See Agner Fog's microarch guide (https://agner.org/optimize/), and other links in https://stackoverflow.com/tags/x86/info. Also I think Intel's optimization manual mentions this for Intel CPUs; I haven't checked AMD's.
For example for AMD K8/K10, Agner writes:
AMD manuals say that the branch misprediction penalty is 10 clock cycles if the code segment base is zero and 12 clocks if the code segment base is nonzero. In my measurements, I have found a minimum branch misprediction penalty of 12 and 13 clock cycles, respectively.
And re: data load/stores on K8/K10:
The time it takes to calculate an address and read from that address in the level-1 cache is 3 clock cycles if the segment base is zero and 4 clock cycles if the segment base is nonzero, according to my measurements. Modern operating systems use paging rather than segmentation to organize memory. You can therefore assume that the segment base is zero in 32-bit and 64-bit operating systems (except for the thread information block which is accessed through FS or GS). The segment base is almost always nonzero in 16-bit systems in protected mode as well as real mode
I don't actually see a mention of the extra latency on Intel CPUs in Agner's guide, since it's irrelevant for most modern uses. So check Intel's optimization guide.
If you're using a segmented memory model, you'll probably end up using segment-override prefixes occasionally; some CPUs have limits on number of prefixes on a single instruction they can decode efficiently, but at least 32-bit mode won't have REX prefixes. pmovzxbd xmm0, [es: eax] will use 3 prefixes (2 mandatory as part of an SSE4.1 instruction, plus ES), and an escape byte, which would be a problem for early Silvermont-family (but not I think later low-power cores). In 32-bit mode you don't have REX prefixes, so that helps avoid that limit.
Agner Fog's microarch guide says there's no special penalty for decoding a segment override on most CPUs.

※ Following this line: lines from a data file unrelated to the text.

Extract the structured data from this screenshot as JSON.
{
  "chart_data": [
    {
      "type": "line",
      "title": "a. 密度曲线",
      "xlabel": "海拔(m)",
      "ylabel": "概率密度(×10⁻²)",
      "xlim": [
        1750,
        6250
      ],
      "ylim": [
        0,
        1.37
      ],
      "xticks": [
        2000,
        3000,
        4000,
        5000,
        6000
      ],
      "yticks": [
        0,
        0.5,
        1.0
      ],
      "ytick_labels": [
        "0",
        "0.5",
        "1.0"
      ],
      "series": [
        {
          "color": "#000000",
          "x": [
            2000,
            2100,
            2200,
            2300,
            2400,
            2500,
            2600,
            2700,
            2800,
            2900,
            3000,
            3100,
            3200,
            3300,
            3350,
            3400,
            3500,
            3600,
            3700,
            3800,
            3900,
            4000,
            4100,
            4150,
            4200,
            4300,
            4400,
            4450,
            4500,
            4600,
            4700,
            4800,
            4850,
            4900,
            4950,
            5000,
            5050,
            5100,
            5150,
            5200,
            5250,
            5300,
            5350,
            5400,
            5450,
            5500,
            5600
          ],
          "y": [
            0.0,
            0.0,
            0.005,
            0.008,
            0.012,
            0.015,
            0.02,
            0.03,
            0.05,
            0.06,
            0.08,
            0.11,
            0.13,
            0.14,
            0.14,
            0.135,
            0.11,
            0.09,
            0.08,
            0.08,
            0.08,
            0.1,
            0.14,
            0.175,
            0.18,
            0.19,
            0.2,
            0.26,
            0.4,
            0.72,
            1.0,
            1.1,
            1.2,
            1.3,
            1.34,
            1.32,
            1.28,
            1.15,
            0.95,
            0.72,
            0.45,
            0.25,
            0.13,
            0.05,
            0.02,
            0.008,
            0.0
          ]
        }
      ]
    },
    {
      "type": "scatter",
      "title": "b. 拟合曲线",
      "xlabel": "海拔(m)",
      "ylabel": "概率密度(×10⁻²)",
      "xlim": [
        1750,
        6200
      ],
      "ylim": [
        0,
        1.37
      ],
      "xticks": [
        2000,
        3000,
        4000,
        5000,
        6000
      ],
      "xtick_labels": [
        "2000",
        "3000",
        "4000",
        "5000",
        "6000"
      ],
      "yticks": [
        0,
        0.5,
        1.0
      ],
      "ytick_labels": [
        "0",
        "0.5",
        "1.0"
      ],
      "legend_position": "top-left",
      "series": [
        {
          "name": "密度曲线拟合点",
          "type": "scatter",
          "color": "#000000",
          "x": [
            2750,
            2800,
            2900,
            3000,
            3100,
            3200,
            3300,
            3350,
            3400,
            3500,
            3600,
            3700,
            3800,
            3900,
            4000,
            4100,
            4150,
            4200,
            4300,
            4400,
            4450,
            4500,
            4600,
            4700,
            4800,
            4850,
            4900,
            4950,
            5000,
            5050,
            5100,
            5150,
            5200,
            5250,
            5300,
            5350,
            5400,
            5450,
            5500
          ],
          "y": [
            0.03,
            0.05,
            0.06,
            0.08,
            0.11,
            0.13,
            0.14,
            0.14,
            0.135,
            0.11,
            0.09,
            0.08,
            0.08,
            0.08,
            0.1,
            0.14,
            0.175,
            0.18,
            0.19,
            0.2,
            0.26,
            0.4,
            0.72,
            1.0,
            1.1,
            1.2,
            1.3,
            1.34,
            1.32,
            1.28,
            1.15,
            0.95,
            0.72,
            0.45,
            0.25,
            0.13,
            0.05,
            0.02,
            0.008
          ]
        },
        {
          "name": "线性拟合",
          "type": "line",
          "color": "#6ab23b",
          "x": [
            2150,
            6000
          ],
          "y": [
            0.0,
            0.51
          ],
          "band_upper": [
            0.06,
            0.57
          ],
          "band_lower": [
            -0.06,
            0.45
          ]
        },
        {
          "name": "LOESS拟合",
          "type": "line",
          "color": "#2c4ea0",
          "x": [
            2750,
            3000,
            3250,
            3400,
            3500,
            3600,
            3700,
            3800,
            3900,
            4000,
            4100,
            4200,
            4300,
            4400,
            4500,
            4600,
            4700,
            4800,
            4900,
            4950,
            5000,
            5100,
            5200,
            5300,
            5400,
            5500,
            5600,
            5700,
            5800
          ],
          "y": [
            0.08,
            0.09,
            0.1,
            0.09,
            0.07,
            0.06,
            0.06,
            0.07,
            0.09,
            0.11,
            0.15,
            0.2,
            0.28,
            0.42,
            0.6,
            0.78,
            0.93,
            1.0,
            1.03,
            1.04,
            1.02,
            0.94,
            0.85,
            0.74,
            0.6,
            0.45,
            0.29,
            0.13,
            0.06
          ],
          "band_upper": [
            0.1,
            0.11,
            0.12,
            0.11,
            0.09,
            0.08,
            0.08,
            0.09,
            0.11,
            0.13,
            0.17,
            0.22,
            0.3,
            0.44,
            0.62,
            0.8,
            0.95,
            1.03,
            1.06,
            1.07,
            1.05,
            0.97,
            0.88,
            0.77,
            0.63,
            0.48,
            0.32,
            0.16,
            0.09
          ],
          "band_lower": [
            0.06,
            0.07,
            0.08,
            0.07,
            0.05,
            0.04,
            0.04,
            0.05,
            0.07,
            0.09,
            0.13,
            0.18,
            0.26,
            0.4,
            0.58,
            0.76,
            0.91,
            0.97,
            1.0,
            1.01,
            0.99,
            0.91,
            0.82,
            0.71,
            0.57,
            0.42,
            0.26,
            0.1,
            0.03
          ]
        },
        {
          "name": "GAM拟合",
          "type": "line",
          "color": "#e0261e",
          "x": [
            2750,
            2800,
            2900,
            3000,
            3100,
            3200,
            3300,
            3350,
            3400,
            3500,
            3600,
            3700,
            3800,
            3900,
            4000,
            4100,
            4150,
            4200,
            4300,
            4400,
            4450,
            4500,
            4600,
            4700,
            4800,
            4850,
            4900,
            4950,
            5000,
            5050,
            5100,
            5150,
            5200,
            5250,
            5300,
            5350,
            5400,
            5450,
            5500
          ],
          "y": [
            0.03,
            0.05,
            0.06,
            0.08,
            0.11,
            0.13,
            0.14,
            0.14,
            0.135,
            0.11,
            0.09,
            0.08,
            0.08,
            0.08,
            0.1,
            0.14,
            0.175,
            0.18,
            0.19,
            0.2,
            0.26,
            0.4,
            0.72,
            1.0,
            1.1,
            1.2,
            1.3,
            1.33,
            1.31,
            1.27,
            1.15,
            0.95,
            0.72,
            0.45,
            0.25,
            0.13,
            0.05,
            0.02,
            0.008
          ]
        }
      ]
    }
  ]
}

Also, Intel CPUs (Core 2, Nehalem, and Sandybridge-family at least) do seem to rename segment registers, so modifying them like mov es, eax doesn't have to serialize out-of-order exec. But it's still not cheap, like 10 fused-domain uops for the front-end on Skylake, with 18c throughput. (But can pipeline with writes to other segment regs). See Is a mov to a segmentation register slower than a mov to a general purpose register? for some more details and test results.